MUTLU İLİŞKİNİN FORMÜLÜ
ŞÖYLE bir bakıyorum da etrafıma, çoğumuz sevmenin ne olduğunu tam anlamı ile bilmiyoruz. Sevginin ispatlanması içinse harcama yapmak, sevdiğinizi hediyelere boğmak daha kolay geliyor çoğumuza. Amerikalı Psikiyatrist Eric Fromm’un da dediği gibi: ‘Sevmek bir eylemdir.’ Psikolog Esra Ezmeci bu hatırlatmamı, ‘Davranışa dönmeyen hiçbir sözün anlamı yok’ diyerek tamamlıyor. Diyor ki: “Sevmek emek vermek, zaman ayırmak, anlayış göstermek, özveri istiyor. Fedakârlık değil ama... Fedakârlık her şeyini karşındakine adamaktır çünkü. İşin formülü değerli olduğunu hissetmek, hissettirmektir. Bu da öyle ne büyük büyük laflarla ne de büyük hediyelerle olur.”

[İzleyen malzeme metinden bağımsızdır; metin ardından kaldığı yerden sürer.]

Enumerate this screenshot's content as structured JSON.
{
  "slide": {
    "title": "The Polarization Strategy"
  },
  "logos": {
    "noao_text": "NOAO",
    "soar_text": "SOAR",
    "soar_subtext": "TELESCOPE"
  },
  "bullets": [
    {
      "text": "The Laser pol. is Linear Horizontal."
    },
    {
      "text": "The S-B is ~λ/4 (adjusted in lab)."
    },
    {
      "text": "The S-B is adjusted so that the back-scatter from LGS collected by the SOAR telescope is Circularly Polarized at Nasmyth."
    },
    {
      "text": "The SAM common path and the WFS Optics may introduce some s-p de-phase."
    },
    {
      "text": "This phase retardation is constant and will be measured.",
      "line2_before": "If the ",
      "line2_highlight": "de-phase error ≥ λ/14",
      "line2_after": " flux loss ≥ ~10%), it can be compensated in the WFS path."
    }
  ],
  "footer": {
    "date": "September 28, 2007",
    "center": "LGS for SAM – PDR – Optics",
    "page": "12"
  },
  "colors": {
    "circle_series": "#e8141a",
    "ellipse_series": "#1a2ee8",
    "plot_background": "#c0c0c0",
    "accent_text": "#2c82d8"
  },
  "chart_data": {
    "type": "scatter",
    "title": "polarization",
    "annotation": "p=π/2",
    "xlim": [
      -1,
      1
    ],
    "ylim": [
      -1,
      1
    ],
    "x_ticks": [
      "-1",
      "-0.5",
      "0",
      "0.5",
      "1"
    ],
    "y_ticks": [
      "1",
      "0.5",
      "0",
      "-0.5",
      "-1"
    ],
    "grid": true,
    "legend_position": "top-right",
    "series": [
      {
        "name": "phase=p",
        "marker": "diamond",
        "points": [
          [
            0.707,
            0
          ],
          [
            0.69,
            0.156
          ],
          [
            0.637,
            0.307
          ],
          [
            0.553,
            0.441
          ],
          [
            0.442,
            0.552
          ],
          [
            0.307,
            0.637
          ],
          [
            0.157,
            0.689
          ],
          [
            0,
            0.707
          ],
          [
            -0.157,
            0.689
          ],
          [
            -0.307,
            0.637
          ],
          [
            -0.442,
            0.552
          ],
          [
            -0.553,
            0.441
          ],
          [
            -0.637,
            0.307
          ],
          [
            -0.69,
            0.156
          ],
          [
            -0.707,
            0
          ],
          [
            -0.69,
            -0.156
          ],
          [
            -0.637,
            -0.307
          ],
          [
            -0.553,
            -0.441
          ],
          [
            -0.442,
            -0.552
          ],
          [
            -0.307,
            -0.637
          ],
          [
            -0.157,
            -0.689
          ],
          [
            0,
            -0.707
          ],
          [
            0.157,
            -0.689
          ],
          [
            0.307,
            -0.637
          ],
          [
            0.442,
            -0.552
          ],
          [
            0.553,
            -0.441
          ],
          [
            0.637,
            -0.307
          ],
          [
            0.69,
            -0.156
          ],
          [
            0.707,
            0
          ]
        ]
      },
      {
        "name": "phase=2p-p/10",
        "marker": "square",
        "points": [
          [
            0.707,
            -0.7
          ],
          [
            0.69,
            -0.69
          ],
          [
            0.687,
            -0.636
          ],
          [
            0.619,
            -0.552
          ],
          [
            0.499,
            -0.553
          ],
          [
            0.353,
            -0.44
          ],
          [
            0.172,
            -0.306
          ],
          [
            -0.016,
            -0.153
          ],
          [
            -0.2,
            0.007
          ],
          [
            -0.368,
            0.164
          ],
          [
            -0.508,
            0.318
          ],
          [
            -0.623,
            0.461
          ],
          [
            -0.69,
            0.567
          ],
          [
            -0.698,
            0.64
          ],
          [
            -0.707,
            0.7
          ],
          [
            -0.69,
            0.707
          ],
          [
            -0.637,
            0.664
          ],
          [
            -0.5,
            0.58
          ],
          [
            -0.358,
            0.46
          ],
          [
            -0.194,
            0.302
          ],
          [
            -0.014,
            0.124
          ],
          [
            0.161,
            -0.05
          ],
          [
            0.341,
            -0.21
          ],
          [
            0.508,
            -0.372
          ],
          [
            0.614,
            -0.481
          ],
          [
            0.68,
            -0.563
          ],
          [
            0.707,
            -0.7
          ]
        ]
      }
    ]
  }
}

1957- İZMİR EVLENDİKLERİ GÜN
AŞK GEÇER, SEVGİ KALIR
YAZIYI anneannemin evinde hazırladım. Haliyle o da röportajıma kulak misafiri oldu. Esra Ezmeci ile sohbetimiz bitmişti ki anneannem atıldı: ‘Eskiden sevgililer günü mü vardı kızım?’ Dile kolay! Tam 60 yıl, dedem Nuri Erbaşlı hayatını kaybedene kadar, evli kaldılar. 1957 yılının kışında, çok âşık olup ailelerinden kaçarak nikâhlandıklarını biliyorum. 87 yaşındaki Şencan Erbaşlı’ya dönüyor: ‘Hiç pişman oldun mu? diye soruyorum: ‘Ne o beni ne de ben onu... Birbirimizi pişman etmedik!’ diyor. İyi de nasıl? Cevabı şöyle: “Ben konuştuysam o sustu, o konuştuysa ben. Saygımızı hiç kaybetmedik. Sözlü kavga olurdu ama küsmezdik! Aşk zamanla yerini sevgi-saygıya bırakıyor. A, bir de kadın ayakları üzerinde dimdik duracak. Hayat zor! O zaman da zordu. Ama imkânlarımız çerçevesinde gezdik, tozduk, dostlarıma, kendimize vakit ayırdık. Formül sordun ya... İşin formülü ‘biz’ olmayı bilmekte.”